Die moderne Wissenschaft erkennt nur eine kleine Zahl aphrodisierender Substanzen an. Eine davon ist Cantharidin („Spanische Fliege“), gewonnen aus getrockneten und zermahlenen Überresten von Ölkäfern; seine Verwendung als Stimulans ist jedoch aufgrund der hohen Giftigkeit äußerst gefährlich.
Im Umfeld neuer Trends der Cocktailkultur ist der Mythos von aphrodisierenden Cocktails gewachsen. Die Wirkung kann von der Präsentation des Drinks ausgehen, bei der farbige Essenzen und Früchte als Basis und Dekoration eingesetzt werden.
Es gibt eine große Vielfalt an Getränken, die solche besonderen Nächte begleiten können:
- Champagner mit Minze: Für dieses Rezept benötigt man Champagner, Minzlikör und Melonenkugeln. Die Melonenkugeln werden einfach einige Minuten im grünen Likör eingelegt. Danach gibt man sie auf den Boden eines Glases und füllt mit Champagner oder Cava auf; zum Schluss mit einigen Minz- oder Pfefferminzblättern garnieren.
- Portwein,
- Tarragona,
- Saumur,
- Pflaumenlikör,
- Armagnac,
- Anisliköre und Liköre aus aromatischen Kräutern wie Pernod, Prunelle und Chartreuse, Arrack (ein Likör aus dem Nahen Osten auf Basis von Früchten und aromatischen Kräutern).
Rezepte für aphrodisierende Cocktails
1. Orange Blossom
Zutaten: ⅔ Tequila, ⅓ Orangensaft, ein Spritzer Curaçao oder Curacao (optional), eine Orangenscheibe.
Zubereitung: Im Shaker mit reichlich Eis zubereiten. Schütteln, abseihen und in einem mittelgroßen Glas mit Eis servieren.
2. Tequila Sunrise
Zutaten: 2 Teile Tequila, 2 Teile Orangensaft, 1 Schuss Grenadine
Zubereitung: Für diesen Drink verwendet man ein Longdrinkglas. Zunächst etwas Eis auf den Boden geben, dann den Orangensaft einfüllen, mit Tequila, Triple Sec und zuletzt einem Schuss Grenadine fortfahren. Nach Wunsch mit einer Kirsche oder einer Orangenscheibe dekorieren. Ideal für eine leidenschaftliche Nacht.
3. Champagner mit Minze
Zutaten: Champagner, Minzlikör, Melonenkugeln
Zubereitung: Für diesen Drink die Melonenkugeln einige Minuten im Minzlikör ziehen lassen. Anschließend in die Gläser geben und mit Champagner (oder Cava beziehungsweise Schaumwein) auffüllen. Gut gekühlt servieren und mit einigen Minzblättern dekorieren.
4. Barracuda
Zutaten: ½ weißer Rum, ¼ Ananassaft, 1 Schuss Zitronensaft, 1 Schuss Melonenlikör, Champagner und Zucker.
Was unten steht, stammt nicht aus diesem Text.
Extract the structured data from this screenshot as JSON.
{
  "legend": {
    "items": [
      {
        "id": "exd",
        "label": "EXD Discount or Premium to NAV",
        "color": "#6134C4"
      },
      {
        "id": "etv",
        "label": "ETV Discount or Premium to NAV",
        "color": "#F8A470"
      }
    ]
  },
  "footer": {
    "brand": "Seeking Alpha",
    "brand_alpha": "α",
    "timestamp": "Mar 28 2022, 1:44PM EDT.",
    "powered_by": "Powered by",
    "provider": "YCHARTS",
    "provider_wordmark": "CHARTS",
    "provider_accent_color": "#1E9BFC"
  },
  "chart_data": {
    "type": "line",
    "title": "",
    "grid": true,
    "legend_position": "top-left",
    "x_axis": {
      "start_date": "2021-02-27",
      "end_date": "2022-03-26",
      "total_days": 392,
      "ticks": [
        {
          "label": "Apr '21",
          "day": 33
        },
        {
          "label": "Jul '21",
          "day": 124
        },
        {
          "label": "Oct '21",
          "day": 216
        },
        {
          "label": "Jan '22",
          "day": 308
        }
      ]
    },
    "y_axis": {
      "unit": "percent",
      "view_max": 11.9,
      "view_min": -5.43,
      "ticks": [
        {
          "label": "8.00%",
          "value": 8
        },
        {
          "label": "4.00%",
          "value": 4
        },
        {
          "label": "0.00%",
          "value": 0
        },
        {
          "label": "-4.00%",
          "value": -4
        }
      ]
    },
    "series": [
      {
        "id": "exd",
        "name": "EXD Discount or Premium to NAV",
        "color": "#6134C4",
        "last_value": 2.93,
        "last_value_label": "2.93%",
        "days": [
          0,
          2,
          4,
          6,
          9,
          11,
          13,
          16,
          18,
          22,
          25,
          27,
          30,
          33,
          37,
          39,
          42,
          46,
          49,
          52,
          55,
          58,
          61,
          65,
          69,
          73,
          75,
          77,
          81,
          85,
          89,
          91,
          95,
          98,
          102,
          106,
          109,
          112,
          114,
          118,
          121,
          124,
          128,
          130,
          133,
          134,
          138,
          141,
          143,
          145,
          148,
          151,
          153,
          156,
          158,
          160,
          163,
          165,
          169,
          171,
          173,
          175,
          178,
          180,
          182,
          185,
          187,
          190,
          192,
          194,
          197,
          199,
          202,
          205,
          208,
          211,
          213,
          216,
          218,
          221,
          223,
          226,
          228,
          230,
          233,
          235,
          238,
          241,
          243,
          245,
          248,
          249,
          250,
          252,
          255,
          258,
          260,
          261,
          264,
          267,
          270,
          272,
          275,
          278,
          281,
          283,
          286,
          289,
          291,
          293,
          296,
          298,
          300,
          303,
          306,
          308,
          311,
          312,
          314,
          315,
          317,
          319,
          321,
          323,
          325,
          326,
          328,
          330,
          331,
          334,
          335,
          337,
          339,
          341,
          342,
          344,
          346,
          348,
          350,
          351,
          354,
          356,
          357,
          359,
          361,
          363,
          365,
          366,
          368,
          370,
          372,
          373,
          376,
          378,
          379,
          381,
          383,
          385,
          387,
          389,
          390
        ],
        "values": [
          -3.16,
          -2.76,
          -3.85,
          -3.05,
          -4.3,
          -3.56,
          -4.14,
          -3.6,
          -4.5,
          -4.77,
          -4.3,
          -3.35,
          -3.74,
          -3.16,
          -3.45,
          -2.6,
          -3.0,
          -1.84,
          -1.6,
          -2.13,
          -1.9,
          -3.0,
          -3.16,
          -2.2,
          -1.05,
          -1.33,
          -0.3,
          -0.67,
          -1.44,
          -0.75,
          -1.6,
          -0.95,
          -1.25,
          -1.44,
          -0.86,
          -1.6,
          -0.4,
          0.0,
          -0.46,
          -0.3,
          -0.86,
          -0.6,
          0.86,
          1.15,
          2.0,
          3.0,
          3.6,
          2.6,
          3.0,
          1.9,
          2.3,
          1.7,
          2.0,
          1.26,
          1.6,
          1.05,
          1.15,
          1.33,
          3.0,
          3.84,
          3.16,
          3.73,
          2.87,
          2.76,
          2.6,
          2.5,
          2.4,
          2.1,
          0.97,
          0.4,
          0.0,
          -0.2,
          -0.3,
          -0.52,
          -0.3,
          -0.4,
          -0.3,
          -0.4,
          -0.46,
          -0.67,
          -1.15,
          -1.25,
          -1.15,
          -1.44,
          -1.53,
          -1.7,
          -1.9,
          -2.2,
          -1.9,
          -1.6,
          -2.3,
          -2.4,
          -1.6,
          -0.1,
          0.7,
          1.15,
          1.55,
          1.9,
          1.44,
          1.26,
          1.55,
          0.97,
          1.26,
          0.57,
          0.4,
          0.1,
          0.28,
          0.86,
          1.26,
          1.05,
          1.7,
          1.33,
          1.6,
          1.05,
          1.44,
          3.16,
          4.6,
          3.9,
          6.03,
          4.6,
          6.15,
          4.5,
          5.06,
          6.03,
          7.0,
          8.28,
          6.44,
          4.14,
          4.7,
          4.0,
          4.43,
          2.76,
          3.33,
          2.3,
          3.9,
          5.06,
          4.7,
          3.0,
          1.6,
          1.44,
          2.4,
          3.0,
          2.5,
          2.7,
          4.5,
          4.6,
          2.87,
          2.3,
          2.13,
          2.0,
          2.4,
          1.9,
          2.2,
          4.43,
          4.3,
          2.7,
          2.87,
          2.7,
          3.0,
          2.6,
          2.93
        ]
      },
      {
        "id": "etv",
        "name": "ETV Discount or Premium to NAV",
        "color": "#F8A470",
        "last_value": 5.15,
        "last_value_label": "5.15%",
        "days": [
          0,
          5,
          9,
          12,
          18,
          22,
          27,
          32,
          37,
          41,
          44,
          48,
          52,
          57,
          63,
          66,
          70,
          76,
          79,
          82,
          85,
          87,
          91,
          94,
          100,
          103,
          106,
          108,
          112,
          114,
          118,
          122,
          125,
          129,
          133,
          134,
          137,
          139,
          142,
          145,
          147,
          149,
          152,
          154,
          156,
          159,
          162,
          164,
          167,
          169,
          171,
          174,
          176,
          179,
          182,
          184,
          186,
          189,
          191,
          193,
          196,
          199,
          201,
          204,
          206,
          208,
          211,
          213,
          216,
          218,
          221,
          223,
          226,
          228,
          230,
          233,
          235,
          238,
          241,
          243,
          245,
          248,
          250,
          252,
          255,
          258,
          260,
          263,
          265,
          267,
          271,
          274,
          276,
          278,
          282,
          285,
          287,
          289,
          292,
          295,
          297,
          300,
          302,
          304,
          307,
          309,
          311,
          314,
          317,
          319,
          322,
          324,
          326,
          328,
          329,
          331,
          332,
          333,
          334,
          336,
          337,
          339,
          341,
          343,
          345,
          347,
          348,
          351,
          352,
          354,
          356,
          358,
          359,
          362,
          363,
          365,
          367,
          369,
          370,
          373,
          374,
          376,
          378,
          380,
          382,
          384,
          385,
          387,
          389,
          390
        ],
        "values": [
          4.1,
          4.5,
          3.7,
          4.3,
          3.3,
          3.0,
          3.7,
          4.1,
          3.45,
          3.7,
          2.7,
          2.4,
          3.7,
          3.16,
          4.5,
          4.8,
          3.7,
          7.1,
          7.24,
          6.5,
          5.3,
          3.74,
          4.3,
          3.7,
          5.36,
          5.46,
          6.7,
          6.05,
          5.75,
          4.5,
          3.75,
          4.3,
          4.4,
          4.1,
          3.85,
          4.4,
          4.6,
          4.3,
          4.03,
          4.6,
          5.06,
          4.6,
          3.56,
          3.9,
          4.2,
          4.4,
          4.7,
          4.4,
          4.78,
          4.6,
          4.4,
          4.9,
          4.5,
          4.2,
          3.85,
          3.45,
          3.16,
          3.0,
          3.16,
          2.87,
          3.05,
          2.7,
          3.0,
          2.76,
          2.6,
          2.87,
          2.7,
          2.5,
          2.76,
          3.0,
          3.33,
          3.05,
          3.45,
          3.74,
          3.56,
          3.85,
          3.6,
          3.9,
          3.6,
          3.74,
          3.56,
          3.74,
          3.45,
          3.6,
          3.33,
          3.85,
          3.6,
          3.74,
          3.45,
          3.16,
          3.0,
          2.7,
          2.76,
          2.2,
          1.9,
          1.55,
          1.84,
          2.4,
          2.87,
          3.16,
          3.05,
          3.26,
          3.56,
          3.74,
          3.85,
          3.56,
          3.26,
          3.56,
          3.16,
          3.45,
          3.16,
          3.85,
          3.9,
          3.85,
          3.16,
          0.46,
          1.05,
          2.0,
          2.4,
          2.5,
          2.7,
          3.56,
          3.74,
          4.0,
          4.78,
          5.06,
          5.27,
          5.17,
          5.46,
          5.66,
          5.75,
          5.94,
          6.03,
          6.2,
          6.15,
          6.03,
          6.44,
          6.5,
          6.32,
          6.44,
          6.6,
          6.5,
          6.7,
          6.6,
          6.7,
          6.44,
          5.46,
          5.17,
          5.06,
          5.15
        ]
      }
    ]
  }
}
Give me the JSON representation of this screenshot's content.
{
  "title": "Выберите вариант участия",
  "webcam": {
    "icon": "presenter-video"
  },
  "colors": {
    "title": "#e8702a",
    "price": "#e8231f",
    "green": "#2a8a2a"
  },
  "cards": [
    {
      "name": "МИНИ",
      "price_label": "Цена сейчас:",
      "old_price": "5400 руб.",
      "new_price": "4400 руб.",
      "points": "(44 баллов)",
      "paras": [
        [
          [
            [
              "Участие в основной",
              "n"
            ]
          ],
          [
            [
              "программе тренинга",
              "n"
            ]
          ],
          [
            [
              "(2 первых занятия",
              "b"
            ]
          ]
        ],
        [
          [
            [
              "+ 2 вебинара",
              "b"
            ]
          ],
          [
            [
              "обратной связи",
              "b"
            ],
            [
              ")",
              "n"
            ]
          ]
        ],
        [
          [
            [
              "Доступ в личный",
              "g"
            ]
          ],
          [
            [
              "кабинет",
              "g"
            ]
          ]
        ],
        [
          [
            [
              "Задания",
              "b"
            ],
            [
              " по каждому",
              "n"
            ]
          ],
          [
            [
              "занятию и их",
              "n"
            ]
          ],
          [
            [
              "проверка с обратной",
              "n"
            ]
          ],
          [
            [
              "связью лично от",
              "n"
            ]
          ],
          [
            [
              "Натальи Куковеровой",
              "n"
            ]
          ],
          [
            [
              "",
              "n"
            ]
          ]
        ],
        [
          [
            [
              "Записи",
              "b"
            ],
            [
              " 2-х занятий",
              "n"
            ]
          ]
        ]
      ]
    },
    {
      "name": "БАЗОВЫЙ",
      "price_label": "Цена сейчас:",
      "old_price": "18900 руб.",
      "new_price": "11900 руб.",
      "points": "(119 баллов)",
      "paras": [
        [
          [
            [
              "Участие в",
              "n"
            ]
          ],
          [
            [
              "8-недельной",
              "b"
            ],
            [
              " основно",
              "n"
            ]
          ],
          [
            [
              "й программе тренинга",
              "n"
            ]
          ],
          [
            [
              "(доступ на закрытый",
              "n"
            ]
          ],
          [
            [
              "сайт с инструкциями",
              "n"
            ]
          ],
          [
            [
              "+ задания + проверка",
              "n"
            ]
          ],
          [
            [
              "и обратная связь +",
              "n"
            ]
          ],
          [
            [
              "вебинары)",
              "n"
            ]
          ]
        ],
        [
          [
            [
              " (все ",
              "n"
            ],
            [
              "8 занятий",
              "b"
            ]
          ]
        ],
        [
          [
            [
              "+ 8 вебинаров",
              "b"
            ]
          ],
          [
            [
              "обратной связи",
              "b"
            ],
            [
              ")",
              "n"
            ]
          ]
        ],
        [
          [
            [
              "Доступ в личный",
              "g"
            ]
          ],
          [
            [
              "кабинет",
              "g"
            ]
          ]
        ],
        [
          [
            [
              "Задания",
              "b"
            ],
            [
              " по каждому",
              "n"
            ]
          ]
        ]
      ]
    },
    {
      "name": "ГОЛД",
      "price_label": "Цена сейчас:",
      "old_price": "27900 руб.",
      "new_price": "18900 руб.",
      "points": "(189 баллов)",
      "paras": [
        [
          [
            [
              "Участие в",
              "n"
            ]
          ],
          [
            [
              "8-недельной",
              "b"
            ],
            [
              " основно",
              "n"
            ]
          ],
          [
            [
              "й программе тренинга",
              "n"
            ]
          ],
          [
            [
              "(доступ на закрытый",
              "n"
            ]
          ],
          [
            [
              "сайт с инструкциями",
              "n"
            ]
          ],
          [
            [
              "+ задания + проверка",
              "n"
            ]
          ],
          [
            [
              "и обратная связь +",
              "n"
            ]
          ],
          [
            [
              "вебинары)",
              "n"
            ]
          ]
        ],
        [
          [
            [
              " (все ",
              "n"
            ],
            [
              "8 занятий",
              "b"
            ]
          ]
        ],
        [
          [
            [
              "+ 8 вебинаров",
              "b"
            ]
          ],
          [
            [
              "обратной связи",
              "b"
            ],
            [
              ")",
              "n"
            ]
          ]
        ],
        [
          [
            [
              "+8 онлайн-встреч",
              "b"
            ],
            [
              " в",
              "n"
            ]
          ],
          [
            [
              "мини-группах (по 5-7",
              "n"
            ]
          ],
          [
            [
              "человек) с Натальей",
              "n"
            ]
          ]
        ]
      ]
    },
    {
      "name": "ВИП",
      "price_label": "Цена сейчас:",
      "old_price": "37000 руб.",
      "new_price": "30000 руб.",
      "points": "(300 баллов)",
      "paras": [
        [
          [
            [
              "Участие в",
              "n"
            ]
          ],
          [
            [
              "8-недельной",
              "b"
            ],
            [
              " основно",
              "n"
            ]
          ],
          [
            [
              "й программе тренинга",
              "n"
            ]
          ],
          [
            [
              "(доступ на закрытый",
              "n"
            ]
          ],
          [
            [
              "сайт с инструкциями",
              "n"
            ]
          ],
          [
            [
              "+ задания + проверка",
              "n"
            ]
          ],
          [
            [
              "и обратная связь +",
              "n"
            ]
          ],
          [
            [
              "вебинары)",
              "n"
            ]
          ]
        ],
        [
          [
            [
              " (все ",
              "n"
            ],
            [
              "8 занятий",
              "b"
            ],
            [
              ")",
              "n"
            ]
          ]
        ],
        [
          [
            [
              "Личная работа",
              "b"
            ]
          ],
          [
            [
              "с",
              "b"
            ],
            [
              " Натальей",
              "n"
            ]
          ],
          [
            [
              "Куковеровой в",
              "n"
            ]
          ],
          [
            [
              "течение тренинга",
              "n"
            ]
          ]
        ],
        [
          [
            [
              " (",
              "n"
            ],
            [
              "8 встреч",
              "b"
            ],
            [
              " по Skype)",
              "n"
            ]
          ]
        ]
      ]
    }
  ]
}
Zubereitung: Bis auf den Champagner alles im Shaker mit Eis zubereiten. Schütteln und in einem breiten Glas servieren; zum Abschluss mit kaltem Champagner auffüllen.
5. Tarzán
Zutaten: ½ weißer Tequila, 80 Gramm Karotte, 50 Gramm Sellerie, 50 Gramm Kopfsalat, 2 Tomaten, Basilikum, Zitrone, Petersilie, Salz und Pfeffer nach Geschmack
Zubereitung: Im Mixer mit etwas Crushed Ice verarbeiten, bis eine homogene Flüssigkeit entsteht; bei Bedarf Wasser hinzufügen. Abseihen und in einem Ballonglas servieren, garniert mit einem Petersilienzweig.
6. Sexueller Zaubertrank
Zutaten: Gin, frische Kokosmilch, frisch geriebener Ingwer, Pernod.
Zubereitung: Alle Zutaten in den gewünschten Mengen gut miteinander vermischen und sofort servieren.
7. Liebeswasser
Zutaten: 1 Liter Rosenwasser, 15 Gramm Zimt, 20 Gramm Thymian, 5 Gramm Vanille, 5 Gramm Koriander.
Zubereitung: In einem Liter Rosenwasser zwei Wochen lang 15 Gramm Zimt, 20 Gramm Thymian, 5 Gramm Muskatblüte und 5 Gramm Koriander mazerieren lassen. Nach zwei Wochen abseihen und mit Sirup vermischen.